Oil fell for a second day as near-term demand risks due to a resurgent pandemic tempered optimism over the prospect of vaccine rollouts.
Futures dropped toward $45 a barrel in New York after closing down 1.1% on Monday. The U.S. is now seeing virus hospitalizations rise by almost 2,000 a day and is averaging around as many deaths as during Covid-19’s first surge in April. France is poised to miss a goal to end its lockdown next week. Dollar strength also reduced the appeal of oil, which is priced in the currency.
Investors had been hoping for progress on a $908 billion pandemic relief plan in the U.S., but lawmakers are set to postpone a Friday night deadline for passing a bill. Japan, meanwhile, announced a stimulus package of more than $700 billion, while China is opting to contain its record debt burden.
Oil is still near a nine-month high after surging last month amid optimism over vaccine breakthroughs and its trajectory over the next few months will depend on how quickly Covid-19 drugs can be deployed. Iran said it’s preparing to boost oil exports in a sign it expects the White House to ease some sanctions under a Joe Biden presidency, adding a potential supply risk to the market.

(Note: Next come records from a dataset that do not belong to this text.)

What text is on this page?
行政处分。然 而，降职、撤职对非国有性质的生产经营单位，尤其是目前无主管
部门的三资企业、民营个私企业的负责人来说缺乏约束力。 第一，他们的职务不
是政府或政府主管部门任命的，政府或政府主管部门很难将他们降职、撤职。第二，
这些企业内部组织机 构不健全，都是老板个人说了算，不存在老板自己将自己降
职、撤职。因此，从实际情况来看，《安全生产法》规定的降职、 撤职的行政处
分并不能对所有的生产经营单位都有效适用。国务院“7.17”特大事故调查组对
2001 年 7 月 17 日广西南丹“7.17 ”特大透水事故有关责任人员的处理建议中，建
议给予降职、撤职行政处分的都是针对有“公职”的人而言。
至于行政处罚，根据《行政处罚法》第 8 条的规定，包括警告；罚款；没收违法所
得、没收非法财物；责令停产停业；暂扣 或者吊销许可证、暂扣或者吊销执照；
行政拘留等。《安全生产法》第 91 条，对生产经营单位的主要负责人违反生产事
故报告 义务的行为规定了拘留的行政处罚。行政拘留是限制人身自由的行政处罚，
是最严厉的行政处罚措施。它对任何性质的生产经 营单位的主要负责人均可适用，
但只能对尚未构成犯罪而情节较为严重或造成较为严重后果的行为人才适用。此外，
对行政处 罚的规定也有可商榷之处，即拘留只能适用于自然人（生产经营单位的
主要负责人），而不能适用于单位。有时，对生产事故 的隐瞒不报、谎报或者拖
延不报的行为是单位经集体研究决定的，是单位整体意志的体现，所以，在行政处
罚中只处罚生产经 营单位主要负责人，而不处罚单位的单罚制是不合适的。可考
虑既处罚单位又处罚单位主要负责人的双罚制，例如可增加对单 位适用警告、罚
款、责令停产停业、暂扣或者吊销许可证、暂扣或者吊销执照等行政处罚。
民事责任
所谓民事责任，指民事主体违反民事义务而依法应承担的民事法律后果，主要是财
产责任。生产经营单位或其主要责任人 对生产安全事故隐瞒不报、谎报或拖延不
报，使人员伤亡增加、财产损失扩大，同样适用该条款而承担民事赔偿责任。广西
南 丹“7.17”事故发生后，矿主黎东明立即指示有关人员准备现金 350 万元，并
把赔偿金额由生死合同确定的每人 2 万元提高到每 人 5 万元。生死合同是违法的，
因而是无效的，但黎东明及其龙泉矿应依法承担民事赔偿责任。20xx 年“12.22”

“The recent news on Iran as well as record virus cases in the U.S. are giving oil bulls a reason to square a portion of their risks,” said Howie Lee, an economist at Oversea-Chinese Banking Corp. in Singapore. “Still, the upward momentum coming from the continued vaccine optimism is still intact for now” and WTI will probably end the year at around $48 a barrel, he said.
While toughening restrictions to curb the spread of the virus remain a near-term headwind in Europe and the U.S., the recovery in Asia appears to be accelerating. Chinese exports jumped by the most since early 2018 last month. The strength in Asian demand led Saudi Arabia to raise oil pricing to the region and has also contributed to an increase in physical prices of North Sea crude.

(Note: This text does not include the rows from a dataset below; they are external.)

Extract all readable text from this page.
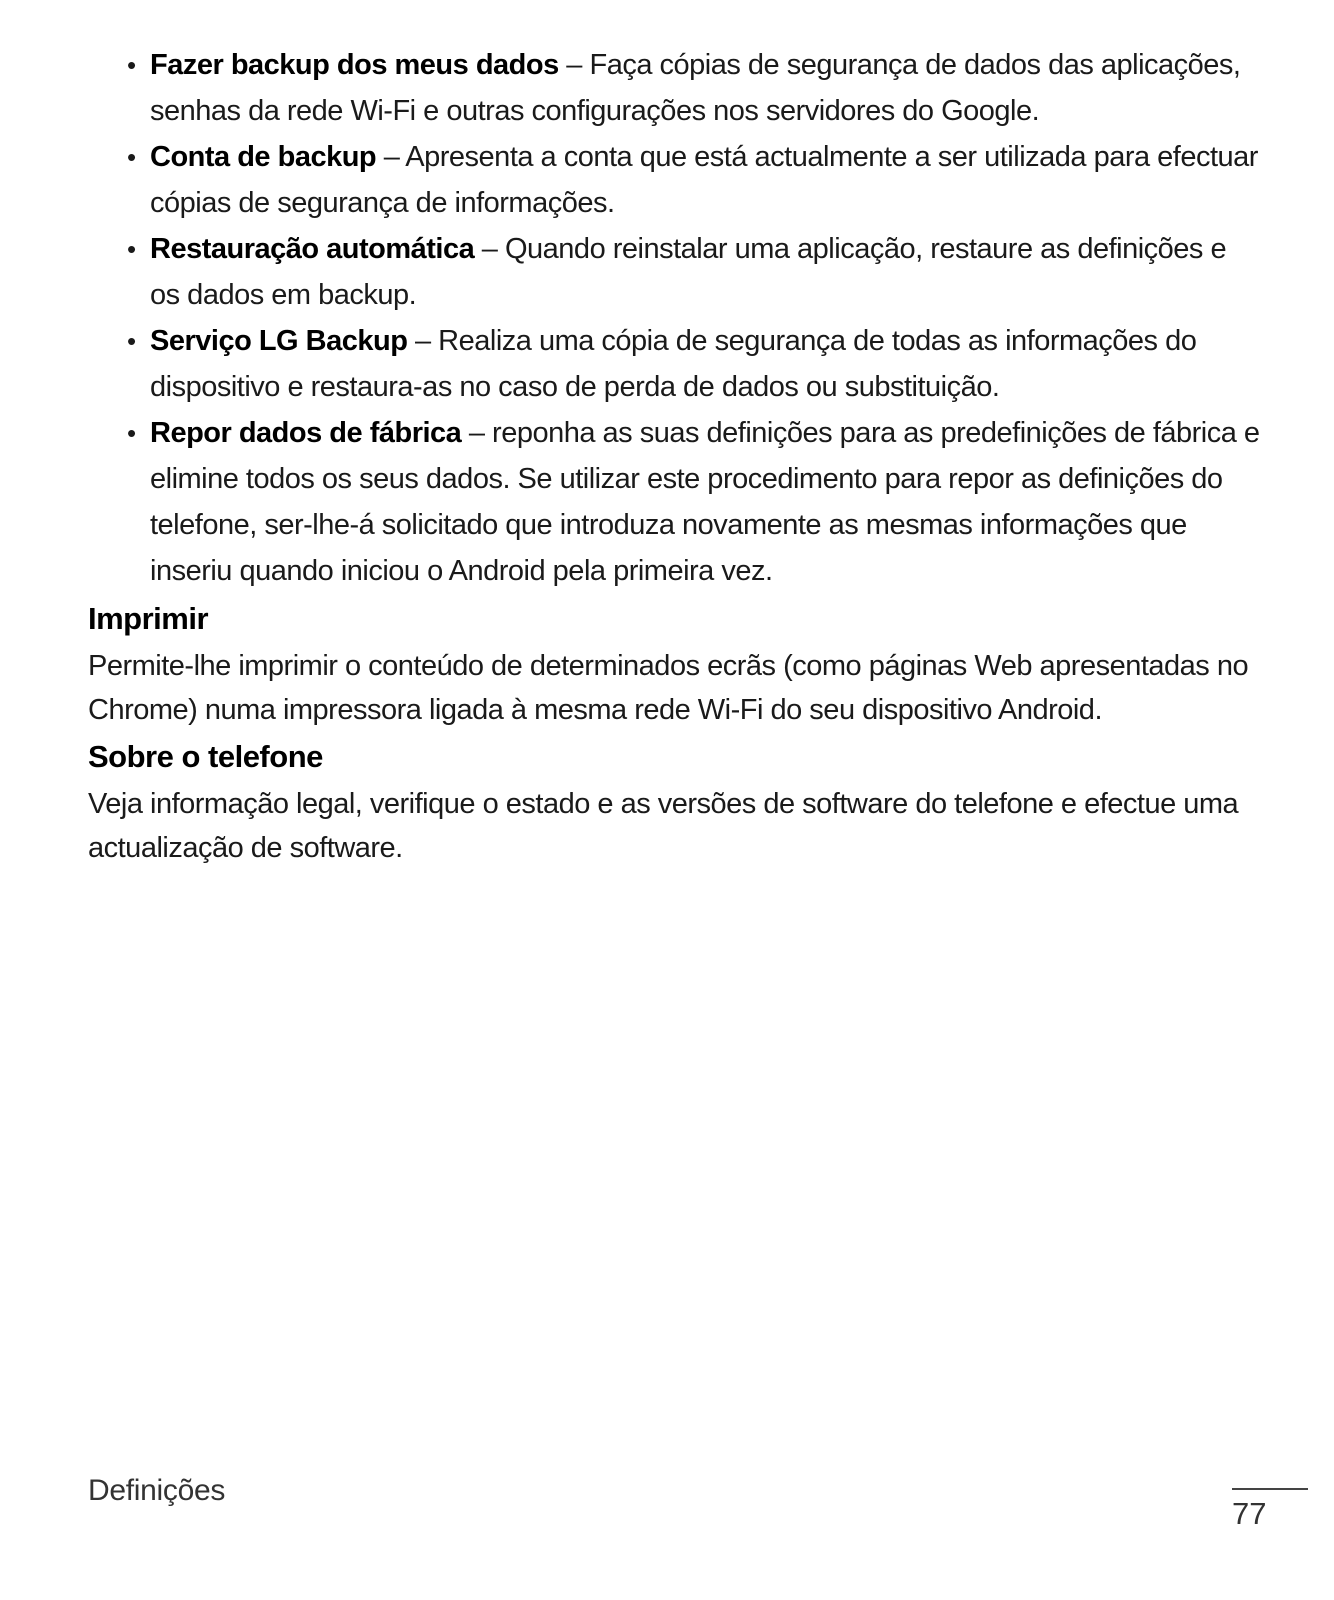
• Fazer backup dos meus dados – Faça cópias de segurança de dados das aplicações, senhas da rede Wi-Fi e outras configurações nos servidores do Google.
• Conta de backup – Apresenta a conta que está actualmente a ser utilizada para efectuar cópias de segurança de informações.
• Restauração automática – Quando reinstalar uma aplicação, restaure as definições e os dados em backup.
• Serviço LG Backup – Realiza uma cópia de segurança de todas as informações do dispositivo e restaura-as no caso de perda de dados ou substituição.
• Repor dados de fábrica – reponha as suas definições para as predefinições de fábrica e elimine todos os seus dados. Se utilizar este procedimento para repor as definições do telefone, ser-lhe-á solicitado que introduza novamente as mesmas informações que inseriu quando iniciou o Android pela primeira vez.
Imprimir
Permite-lhe imprimir o conteúdo de determinados ecrãs (como páginas Web apresentadas no Chrome) numa impressora ligada à mesma rede Wi-Fi do seu dispositivo Android.
Sobre o telefone
Veja informação legal, verifique o estado e as versões de software do telefone e efectue uma actualização de software.
Definições
77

Higher consumption is also draining oil stockpiled on ships at sea, with floating storage globally falling below 100 million barrels for the first time since April last week, according to data from Vortexa Ltd.
The oil futures curve, meanwhile, is signaling a slight increase in negative sentiment. Brent’s prompt timespread is 3 cents a barrel in contango — where near-dated prices are cheaper than later-dated ones — compared with 6 cents in backwardation at the end of last week.